Typically, both infections can be easily treated, but if left untreated, both infections can cause serious health complications for patients, including infertility. Expanding the availability of STI testing can help patients get quicker results and access to the most appropriate treatment, ultimately helping to curb the rising rates of STIs.

The Simple 2 Test which uses vaginal swabs or urine specimens, as appropriate, can detect the presence of the bacteria Chlamydia trachomatis and Neisseria gonorrhoeae, which cause chlamydia and gonorrhea, respectively.
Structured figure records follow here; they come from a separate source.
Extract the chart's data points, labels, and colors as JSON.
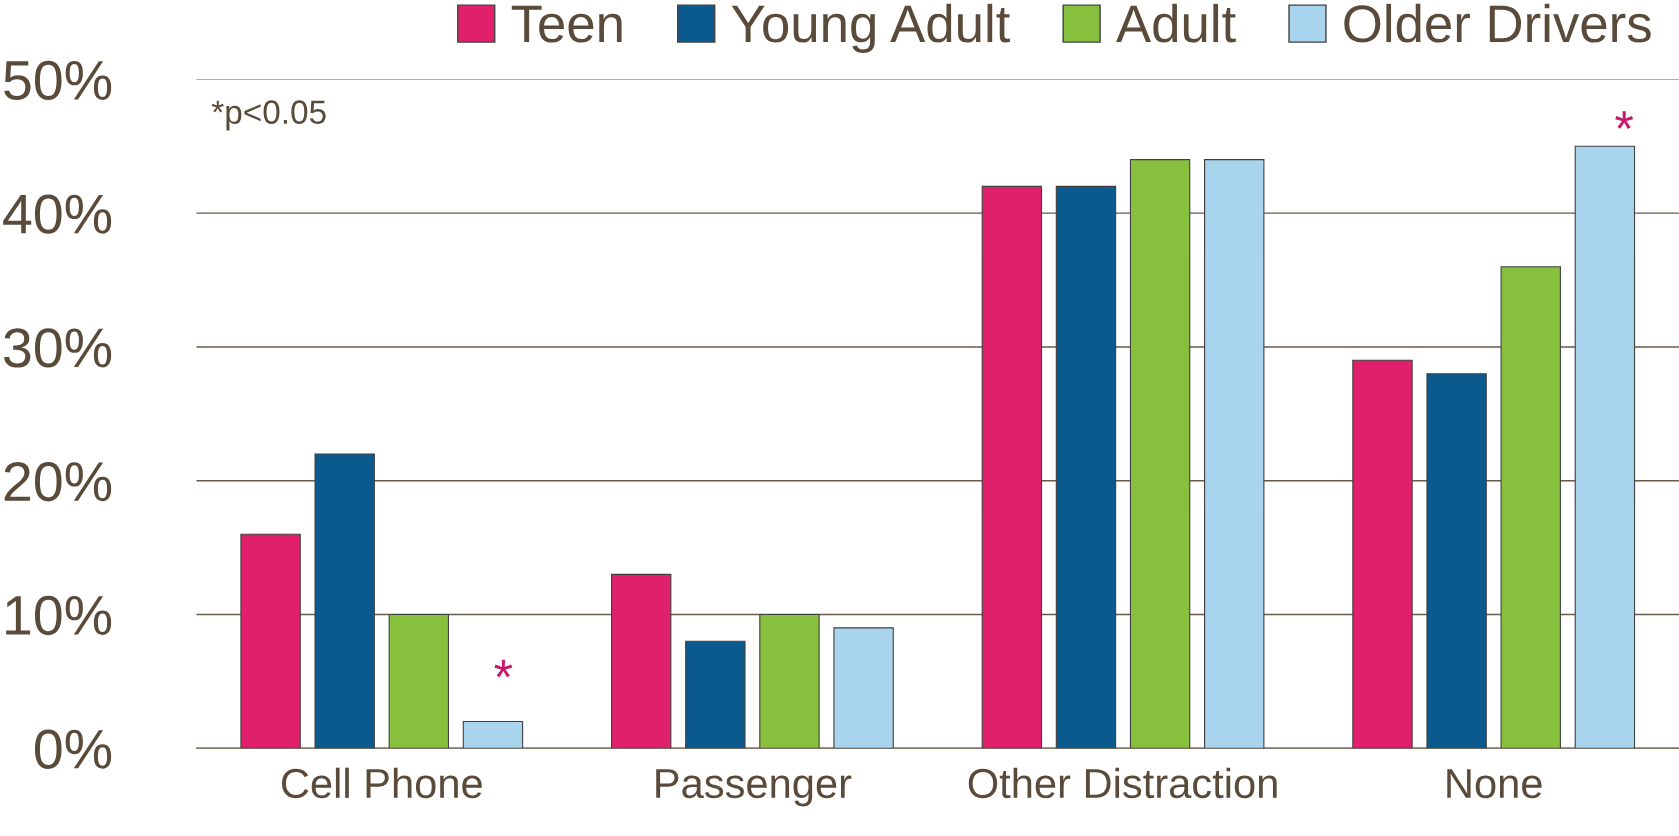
{
  "chart_data": {
    "type": "bar",
    "categories": [
      "Cell Phone",
      "Passenger",
      "Other Distraction",
      "None"
    ],
    "series": [
      {
        "name": "Teen",
        "color": "#e0206a",
        "values": [
          16,
          13,
          42,
          29
        ]
      },
      {
        "name": "Young Adult",
        "color": "#0a5a8e",
        "values": [
          22,
          8,
          42,
          28
        ]
      },
      {
        "name": "Adult",
        "color": "#86c03c",
        "values": [
          10,
          10,
          44,
          36
        ]
      },
      {
        "name": "Older Drivers",
        "color": "#a8d4ee",
        "values": [
          2,
          9,
          44,
          45
        ]
      }
    ],
    "ylim": [
      0,
      50
    ],
    "yticks": [
      {
        "value": 0,
        "label": "0%"
      },
      {
        "value": 10,
        "label": "10%"
      },
      {
        "value": 20,
        "label": "20%"
      },
      {
        "value": 30,
        "label": "30%"
      },
      {
        "value": 40,
        "label": "40%"
      },
      {
        "value": 50,
        "label": "50%"
      }
    ],
    "grid": "y",
    "legend": "top",
    "annotations": [
      "*p<0.05",
      "*",
      "*"
    ]
  }
}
The test is a direct-to-consumer test that can be purchased without a prescription. The user activates the collection kit online and fills out a health questionnaire for a health care provider to evaluate. The individual collects the specimen at home using the provided collection kit, which is then sent back to the designated laboratory for testing. Results are delivered online, with follow-up from a health care provider in cases of positive or invalid test results.

The Simple 2 Test includes the Simple 2 Home Collection Kits that were validated for use with the cleared Hologic Aptima 2 Combo Assay. The FDA also evaluated data from LetsGetChecked demonstrating lay users can safely use the kit and have a general understanding of the results and any necessary follow up actions and validated their home collection kits with the intended test.

The risks associated with the test are mainly the possibility of false positive and false negative test results. False negative test results can result in delays to effective treatment, progression to disseminated disease, and spread of infection to other persons throughout your community. If exposed to a person with either gonorrhea or chlamydia, CDC guidelines indicate that you should be treated by a healthcare provider with antibiotics, regardless of the test result.

False positive results could lead to an inappropriate diagnosis of, and unnecessary treatment for chlamydia and gonorrhea, respectively. This could lead to psychological distress, delay in receiving a correct diagnosis as well as the expense and risk for side effects from unnecessary treatment.

The FDA reviewed the Simple 2 Test under the FDA’s De Novo premarket review pathway, a regulatory pathway for low- to moderate-risk devices of a new type. Along with this De Novo authorization, the FDA is establishing special controls that define the requirements related to labeling and performance testing. When met, the special controls, in combination with general controls, provide a reasonable assurance of safety and effectiveness for tests of this type.

This action creates a new regulatory classification, which means that subsequent devices of the same type with the same intended use may go through FDA’s 510(k) premarket process, whereby devices can obtain marketing authorization by demonstrating substantial equivalence to a predicate device, which may save a developer time and expense compared to other review pathways.